The world’s top legislators gathered in Vienna, Austria this week for the first major in-person international parliamentary meeting in over 18 months. The Fifth World Conference of Speakers of Parliament brought together close to 100 Speakers from some 115 national parliaments and the heads of over a dozen regional and other parliamentary organizations.
At the Conference, which was organized by the Austrian Parliament in cooperation with the United Nations, the Speakers of Parliament adopted a high-level declaration on parliamentary leadership for more effective multilateralism that delivers peace and sustainable development for the people and the planet.
The declaration underscores the importance of international solidarity and cooperation between parliaments in recovery efforts from the COVID-19 pandemic. Those efforts must uphold the rule of law, democratic principles and universal human rights. The recovery must be inclusive, sustainable, green and include innovative solutions to the climate crisis.
IPU President, Duarte Pacheco said “Over the past year, we have seen how governments have used the pandemic as a pretext to roll back human rights and weaken democracy. We have seen violations of the human rights of fellow parliamentarians in many countries including Myanmar, and more recently Afghanistan and Guinea. The IPU is the only organization that stands behind them. Indeed, we are sometimes the last recourse for them. In Tunisia, we also call on all sides to find a peaceful resolution that respects the integrity of parliament."
President of the Austrian National Council, Wolfgang Sobotka said “This Conference sends two important signals to the world. Firstly, international parliamentary dialogue is back with parliamentarians from around the world able to meet in person in Vienna; and secondly the importance of finding international solutions for global problems as, for example, the rapid development of vaccines against the coronavirus has shown.
IPU Secretary General, Martin Chungong said “There is no shortage of challenges facing the global community at the moment.

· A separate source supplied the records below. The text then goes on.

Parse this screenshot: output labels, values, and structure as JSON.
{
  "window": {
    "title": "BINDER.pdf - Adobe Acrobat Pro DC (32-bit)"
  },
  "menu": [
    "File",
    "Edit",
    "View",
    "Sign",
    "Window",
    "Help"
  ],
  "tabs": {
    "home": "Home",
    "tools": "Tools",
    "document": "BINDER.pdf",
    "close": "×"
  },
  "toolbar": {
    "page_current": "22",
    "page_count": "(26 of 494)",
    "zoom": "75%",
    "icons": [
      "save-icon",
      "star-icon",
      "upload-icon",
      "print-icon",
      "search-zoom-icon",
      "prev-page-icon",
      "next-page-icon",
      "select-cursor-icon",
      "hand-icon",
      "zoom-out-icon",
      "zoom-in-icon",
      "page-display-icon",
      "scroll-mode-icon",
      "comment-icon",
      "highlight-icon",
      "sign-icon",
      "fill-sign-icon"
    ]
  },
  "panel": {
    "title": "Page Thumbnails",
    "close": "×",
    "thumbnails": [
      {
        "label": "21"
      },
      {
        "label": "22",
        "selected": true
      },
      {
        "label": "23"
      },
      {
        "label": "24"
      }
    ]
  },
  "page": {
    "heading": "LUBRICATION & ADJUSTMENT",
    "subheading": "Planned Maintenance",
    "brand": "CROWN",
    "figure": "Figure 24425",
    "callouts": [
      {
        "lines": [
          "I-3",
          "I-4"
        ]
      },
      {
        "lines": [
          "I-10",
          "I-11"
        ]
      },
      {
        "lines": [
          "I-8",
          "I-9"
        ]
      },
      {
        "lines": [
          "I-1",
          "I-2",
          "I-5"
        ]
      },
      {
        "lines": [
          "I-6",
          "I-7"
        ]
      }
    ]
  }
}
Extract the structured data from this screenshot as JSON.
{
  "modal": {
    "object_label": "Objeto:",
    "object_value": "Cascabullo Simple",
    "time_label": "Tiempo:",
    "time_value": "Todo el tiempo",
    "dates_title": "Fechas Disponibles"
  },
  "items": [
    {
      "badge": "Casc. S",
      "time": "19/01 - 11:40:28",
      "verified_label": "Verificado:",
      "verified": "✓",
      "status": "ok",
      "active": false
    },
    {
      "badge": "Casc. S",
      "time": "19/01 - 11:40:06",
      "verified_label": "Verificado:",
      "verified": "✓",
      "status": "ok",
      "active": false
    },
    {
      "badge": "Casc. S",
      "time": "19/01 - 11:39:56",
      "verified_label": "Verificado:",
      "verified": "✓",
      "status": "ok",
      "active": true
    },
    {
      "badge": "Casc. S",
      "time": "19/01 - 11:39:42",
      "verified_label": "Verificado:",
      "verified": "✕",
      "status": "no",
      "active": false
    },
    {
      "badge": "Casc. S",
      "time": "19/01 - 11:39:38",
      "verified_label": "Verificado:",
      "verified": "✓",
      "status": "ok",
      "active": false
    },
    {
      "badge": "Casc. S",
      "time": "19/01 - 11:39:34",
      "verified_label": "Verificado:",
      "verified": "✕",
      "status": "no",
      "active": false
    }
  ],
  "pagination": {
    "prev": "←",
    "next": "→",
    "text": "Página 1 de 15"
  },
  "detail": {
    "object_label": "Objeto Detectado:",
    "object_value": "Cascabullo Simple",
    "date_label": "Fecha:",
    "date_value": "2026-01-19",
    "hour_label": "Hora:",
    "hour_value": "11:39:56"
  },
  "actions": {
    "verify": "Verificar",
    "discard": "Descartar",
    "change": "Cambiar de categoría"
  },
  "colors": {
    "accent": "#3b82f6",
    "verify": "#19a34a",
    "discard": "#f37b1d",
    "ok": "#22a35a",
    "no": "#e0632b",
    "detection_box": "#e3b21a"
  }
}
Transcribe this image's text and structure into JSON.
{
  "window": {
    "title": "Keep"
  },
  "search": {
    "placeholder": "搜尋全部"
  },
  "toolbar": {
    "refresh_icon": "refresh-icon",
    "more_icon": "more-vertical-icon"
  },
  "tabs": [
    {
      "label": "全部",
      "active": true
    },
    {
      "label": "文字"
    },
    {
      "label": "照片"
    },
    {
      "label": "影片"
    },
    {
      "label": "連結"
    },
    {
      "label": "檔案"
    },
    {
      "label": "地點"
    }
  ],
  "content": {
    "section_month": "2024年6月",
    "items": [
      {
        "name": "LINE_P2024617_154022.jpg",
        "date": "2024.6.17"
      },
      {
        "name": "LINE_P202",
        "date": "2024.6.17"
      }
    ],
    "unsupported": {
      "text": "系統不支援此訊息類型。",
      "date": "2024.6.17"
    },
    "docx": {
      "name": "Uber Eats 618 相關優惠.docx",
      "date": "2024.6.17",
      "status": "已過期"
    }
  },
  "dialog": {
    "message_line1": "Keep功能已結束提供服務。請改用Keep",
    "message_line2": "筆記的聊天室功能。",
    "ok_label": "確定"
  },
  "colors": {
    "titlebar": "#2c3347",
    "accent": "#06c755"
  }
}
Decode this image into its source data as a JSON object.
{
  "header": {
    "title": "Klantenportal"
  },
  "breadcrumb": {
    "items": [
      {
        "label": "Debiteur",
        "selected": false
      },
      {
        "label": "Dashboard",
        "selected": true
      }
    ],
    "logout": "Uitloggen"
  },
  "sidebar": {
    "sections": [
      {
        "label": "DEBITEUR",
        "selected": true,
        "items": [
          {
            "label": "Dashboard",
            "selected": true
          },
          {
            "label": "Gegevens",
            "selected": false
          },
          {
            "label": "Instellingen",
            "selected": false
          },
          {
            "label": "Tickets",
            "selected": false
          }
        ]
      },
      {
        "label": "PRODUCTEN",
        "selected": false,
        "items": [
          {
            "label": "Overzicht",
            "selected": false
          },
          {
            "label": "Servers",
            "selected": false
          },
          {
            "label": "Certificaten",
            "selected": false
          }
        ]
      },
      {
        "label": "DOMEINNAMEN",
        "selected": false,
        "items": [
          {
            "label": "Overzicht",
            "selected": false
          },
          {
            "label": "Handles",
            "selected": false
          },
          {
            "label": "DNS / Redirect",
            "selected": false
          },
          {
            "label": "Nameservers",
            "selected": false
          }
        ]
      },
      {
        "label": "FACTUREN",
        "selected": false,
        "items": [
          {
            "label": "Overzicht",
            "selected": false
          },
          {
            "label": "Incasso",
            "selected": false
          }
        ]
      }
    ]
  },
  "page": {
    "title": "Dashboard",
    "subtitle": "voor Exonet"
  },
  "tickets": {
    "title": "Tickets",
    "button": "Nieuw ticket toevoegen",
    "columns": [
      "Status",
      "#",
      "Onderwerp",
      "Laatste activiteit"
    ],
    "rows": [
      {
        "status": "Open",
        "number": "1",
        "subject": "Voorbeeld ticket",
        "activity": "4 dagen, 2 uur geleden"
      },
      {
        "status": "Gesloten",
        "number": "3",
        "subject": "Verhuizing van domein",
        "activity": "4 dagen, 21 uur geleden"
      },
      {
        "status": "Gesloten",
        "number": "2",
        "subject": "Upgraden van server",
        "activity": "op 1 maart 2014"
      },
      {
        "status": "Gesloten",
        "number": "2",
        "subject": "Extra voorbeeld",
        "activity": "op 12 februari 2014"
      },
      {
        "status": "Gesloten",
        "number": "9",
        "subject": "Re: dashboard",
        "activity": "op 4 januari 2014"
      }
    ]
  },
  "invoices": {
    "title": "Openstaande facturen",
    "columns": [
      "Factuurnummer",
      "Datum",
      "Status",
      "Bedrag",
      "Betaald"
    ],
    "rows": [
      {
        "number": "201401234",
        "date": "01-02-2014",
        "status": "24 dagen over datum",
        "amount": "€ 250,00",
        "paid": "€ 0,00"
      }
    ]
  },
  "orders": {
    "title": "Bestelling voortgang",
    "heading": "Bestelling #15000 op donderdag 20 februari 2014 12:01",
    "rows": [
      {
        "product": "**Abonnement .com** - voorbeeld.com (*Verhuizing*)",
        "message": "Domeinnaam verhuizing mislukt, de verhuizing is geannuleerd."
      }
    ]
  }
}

But we have also seen that democracies have shown resilience and refuse to be shut down by COVID-19. Parliaments have been robust in their response to the pandemic. But we cannot take democracy for granted.”
Former Deputy Speaker of the National Assembly of Afghanistan, Fawzia Koofi, who had been on one of the last flights out of Afghanistan, spoke of her country as the latest test of global solidarity in the face of adversity.
Addressing the Speakers of Parliament in person, she called for international solidarity and support for all Afghans at risk. She spoke in particular of the dangers facing women MPs in Afghanistan, who are no longer able to exercise their democratic rights.
With the backdrop of extreme weather over the past few months, the Speakers heard from Valérie Masson-Delmotte, one of the scientists behind the latest report on climate change published by the UN's Intergovernmental Panel on Climate Change.
She underlined that a catastrophe could be avoided if the world acted fast. There is hope that substantial cuts in emissions of greenhouse gases could stabilize rising temperatures.
Preceding the Conference, the Thirteenth Summit of Women Speakers of Parliament, brought together some of the 20 per cent of Speakers of Parliament in the world who are women.
They paid tribute to women from all walks of life who were instrumental in confronting the COVID-19 pandemic. The Summit’s deliberations informed the final Conference declaration underlining the importance of putting gender equality and the empowerment of women at the heart of the pandemic response and recovery.
The Fifth World Conference of Speakers of Parliament will be followed by the First First Global Parliamentary Summit on Counter-Terrorism on 9 September. The Summit is being jointly organized by the IPU and the United Nations.
The IPU is the global organization of national parliaments. It was founded more than 130 years ago as the first multilateral political organization in the world, encouraging cooperation and dialogue between all nations. Today, the IPU comprises 179 national Member Parliaments and 13 regional parliamentary bodies. It promotes democracy and helps parliaments become stronger, younger, gender-balanced and more diverse. It also defends the human rights of parliamentarians through a dedicated committee made up of MPs from around the world. Twice a year, the IPU convenes over 1,500 parliamentary delegates and partners in a world assembly, bringing a parliamentary dimension to global governance, including the work of the United Nations and the implementation of the 2030 Agenda for Sustainable Development.